Using both genomic and proteomic approaches to clarify how new drugs work through the identification of their biological target, Chibale and his lab have contributed to fundamental understanding and basic scientific knowledge. Within the context of malaria, these approaches led to the identification of the human malaria parasite enzyme known as PfPI4K as the target for MMV048, an antimalarial clinical drug candidate that was found to be effective against resistant strains and with activity across the entire parasite life cycle. It was also shown to have the potential to cure and protect in a single dose due to its inhibition of PfPI4K, which is involved in the correct membrane assembly around daughter parasites as they leave infected human red blood cells (RBCs) to infect other healthy RBCs. Inhibition of PfPI4K results in defects in the new plasma membrane.

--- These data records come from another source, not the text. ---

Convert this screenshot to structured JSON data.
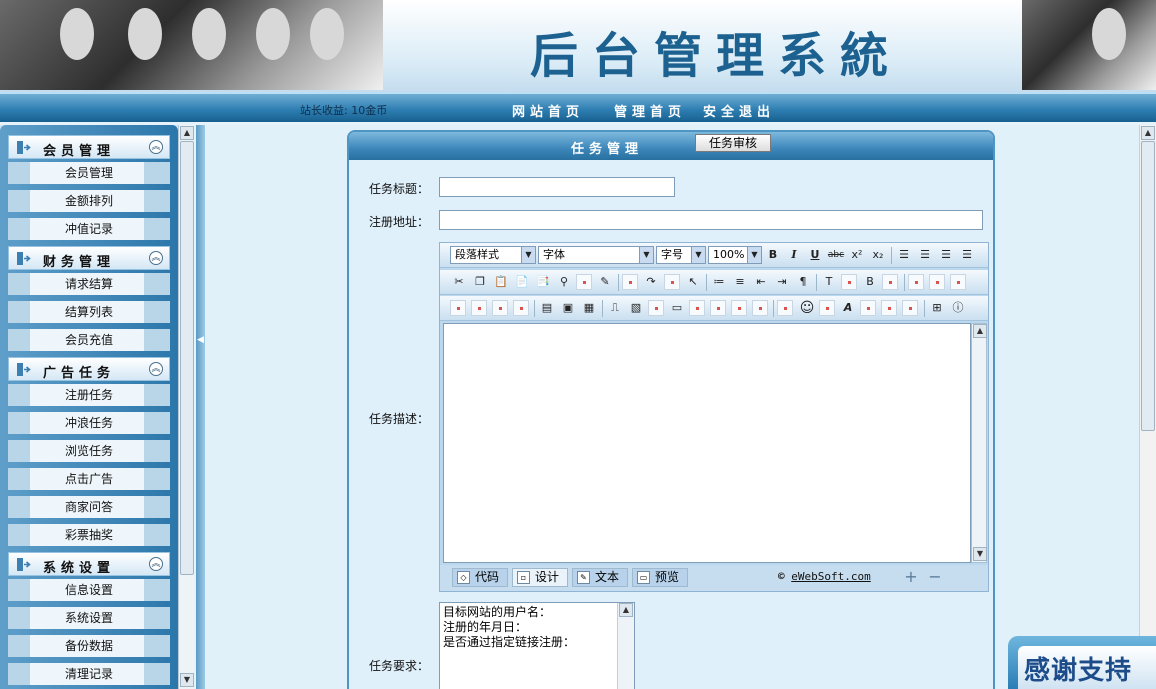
{
  "header": {
    "title": "后台管理系統",
    "earnings": "站长收益: 10金币",
    "nav": [
      {
        "label": "网站首页"
      },
      {
        "label": "管理首页"
      },
      {
        "label": "安全退出"
      }
    ]
  },
  "sidebar": {
    "groups": [
      {
        "title": "会员管理",
        "items": [
          "会员管理",
          "金额排列",
          "冲值记录"
        ]
      },
      {
        "title": "财务管理",
        "items": [
          "请求结算",
          "结算列表",
          "会员充值"
        ]
      },
      {
        "title": "广告任务",
        "items": [
          "注册任务",
          "冲浪任务",
          "浏览任务",
          "点击广告",
          "商家问答",
          "彩票抽奖"
        ]
      },
      {
        "title": "系统设置",
        "items": [
          "信息设置",
          "系统设置",
          "备份数据",
          "清理记录"
        ]
      }
    ]
  },
  "panel": {
    "title": "任务管理",
    "review_button": "任务审核",
    "labels": {
      "task_title": "任务标题：",
      "register_url": "注册地址：",
      "description": "任务描述：",
      "requirements": "任务要求："
    },
    "task_title_value": "",
    "register_url_value": "",
    "requirements_value": "目标网站的用户名：\n注册的年月日：\n是否通过指定链接注册："
  },
  "editor": {
    "paragraph_style": "段落样式",
    "font": "字体",
    "font_size": "字号",
    "zoom": "100%",
    "modes": [
      "代码",
      "设计",
      "文本",
      "预览"
    ],
    "active_mode": "设计",
    "credit_prefix": "©",
    "credit_link": "eWebSoft.com"
  },
  "thanks": "感谢支持",
  "colors": {
    "brand_blue": "#2f7fb3",
    "title_blue": "#1d6190",
    "panel_bg": "#dff0fa"
  }
}
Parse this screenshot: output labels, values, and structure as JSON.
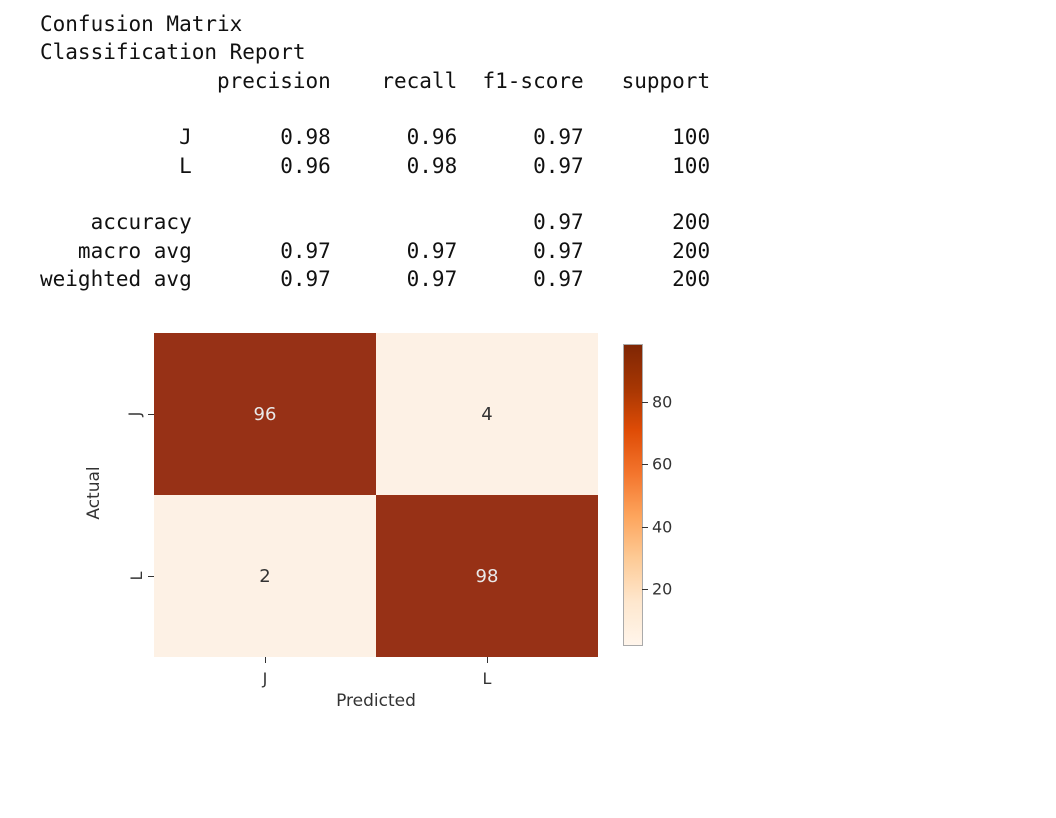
{
  "header1": "Confusion Matrix",
  "header2": "Classification Report",
  "report_header": "              precision    recall  f1-score   support",
  "report_row_J": "           J       0.98      0.96      0.97       100",
  "report_row_L": "           L       0.96      0.98      0.97       100",
  "report_row_acc": "    accuracy                           0.97       200",
  "report_row_mac": "   macro avg       0.97      0.97      0.97       200",
  "report_row_wgt": "weighted avg       0.97      0.97      0.97       200",
  "heatmap": {
    "cells": {
      "c00": "96",
      "c01": "4",
      "c10": "2",
      "c11": "98"
    },
    "xticks": {
      "t0": "J",
      "t1": "L"
    },
    "yticks": {
      "t0": "J",
      "t1": "L"
    },
    "xlabel": "Predicted",
    "ylabel": "Actual",
    "cbar": {
      "t20": "20",
      "t40": "40",
      "t60": "60",
      "t80": "80"
    }
  },
  "chart_data": {
    "type": "heatmap",
    "title": "Confusion Matrix",
    "xlabel": "Predicted",
    "ylabel": "Actual",
    "x_categories": [
      "J",
      "L"
    ],
    "y_categories": [
      "J",
      "L"
    ],
    "matrix": [
      [
        96,
        4
      ],
      [
        2,
        98
      ]
    ],
    "colorbar": {
      "range_ticks": [
        20,
        40,
        60,
        80
      ],
      "cmap": "Oranges"
    },
    "classification_report": {
      "columns": [
        "precision",
        "recall",
        "f1-score",
        "support"
      ],
      "rows": {
        "J": [
          0.98,
          0.96,
          0.97,
          100
        ],
        "L": [
          0.96,
          0.98,
          0.97,
          100
        ],
        "accuracy": [
          null,
          null,
          0.97,
          200
        ],
        "macro avg": [
          0.97,
          0.97,
          0.97,
          200
        ],
        "weighted avg": [
          0.97,
          0.97,
          0.97,
          200
        ]
      }
    }
  }
}
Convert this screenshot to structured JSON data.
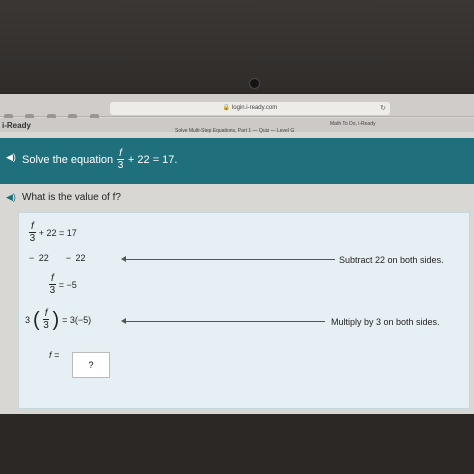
{
  "browser": {
    "url": "login.i-ready.com"
  },
  "app": {
    "logo": "i-Ready",
    "lesson_title": "Solve Multi-Step Equations, Part 1 — Quiz — Level G",
    "user_label": "Math To Do, i-Ready"
  },
  "problem": {
    "prefix": "Solve the equation",
    "numerator": "f",
    "denominator": "3",
    "suffix": "+ 22 = 17."
  },
  "question": {
    "text": "What is the value of f?"
  },
  "work": {
    "step1": {
      "num": "f",
      "den": "3",
      "rest": "+ 22 = 17"
    },
    "step2": {
      "left": "− 22",
      "right": "− 22"
    },
    "note1": "Subtract 22 on both sides.",
    "step3": {
      "num": "f",
      "den": "3",
      "rest": "= −5"
    },
    "step4": {
      "coef": "3",
      "num": "f",
      "den": "3",
      "rest": "= 3(−5)"
    },
    "note2": "Multiply by 3 on both sides.",
    "step5": {
      "label": "f =",
      "answer": "?"
    }
  }
}
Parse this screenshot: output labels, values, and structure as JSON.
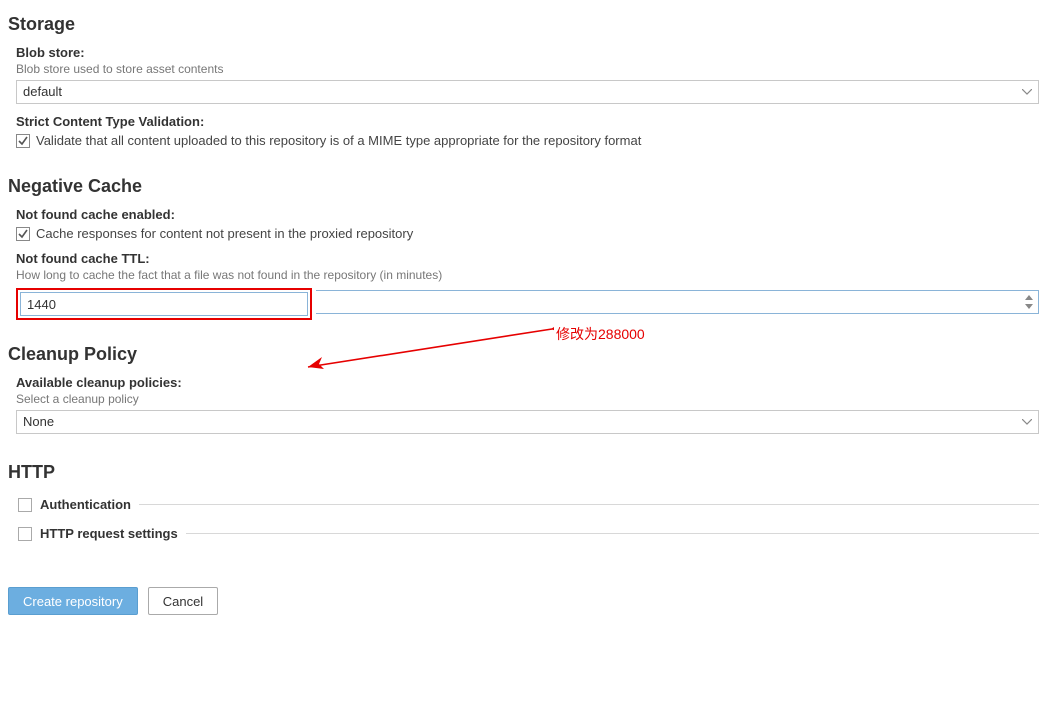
{
  "storage": {
    "title": "Storage",
    "blob_label": "Blob store:",
    "blob_help": "Blob store used to store asset contents",
    "blob_value": "default",
    "strict_label": "Strict Content Type Validation:",
    "strict_text": "Validate that all content uploaded to this repository is of a MIME type appropriate for the repository format"
  },
  "negativeCache": {
    "title": "Negative Cache",
    "enabled_label": "Not found cache enabled:",
    "enabled_text": "Cache responses for content not present in the proxied repository",
    "ttl_label": "Not found cache TTL:",
    "ttl_help": "How long to cache the fact that a file was not found in the repository (in minutes)",
    "ttl_value": "1440"
  },
  "cleanup": {
    "title": "Cleanup Policy",
    "avail_label": "Available cleanup policies:",
    "avail_help": "Select a cleanup policy",
    "avail_value": "None"
  },
  "http": {
    "title": "HTTP",
    "auth_label": "Authentication",
    "req_label": "HTTP request settings"
  },
  "buttons": {
    "create": "Create repository",
    "cancel": "Cancel"
  },
  "annotation": {
    "text": "修改为288000"
  }
}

Chibale and his team’s work around MMV048 has been significant for a number of reasons. It was the first time a chemical proteomics approach was used to identify a malaria drug target; MMV048 was the first and only molecule that reduces the activity of the PfPI4K enzyme to have progressed to Phase I human clinical studies and it is the first known malaria kinase inhibitor to enter the clinic. Lastly, the advancement of MMV048 marks the first time an Africa-led international drug development effort has taken a small molecule from screening through to human clinical trials, all through modern drug discovery techniques.
In 2016, H3D and its partners identified a second preclinical development candidate – UCT943 – which may be even more potent against the malaria parasite and easier to formulate.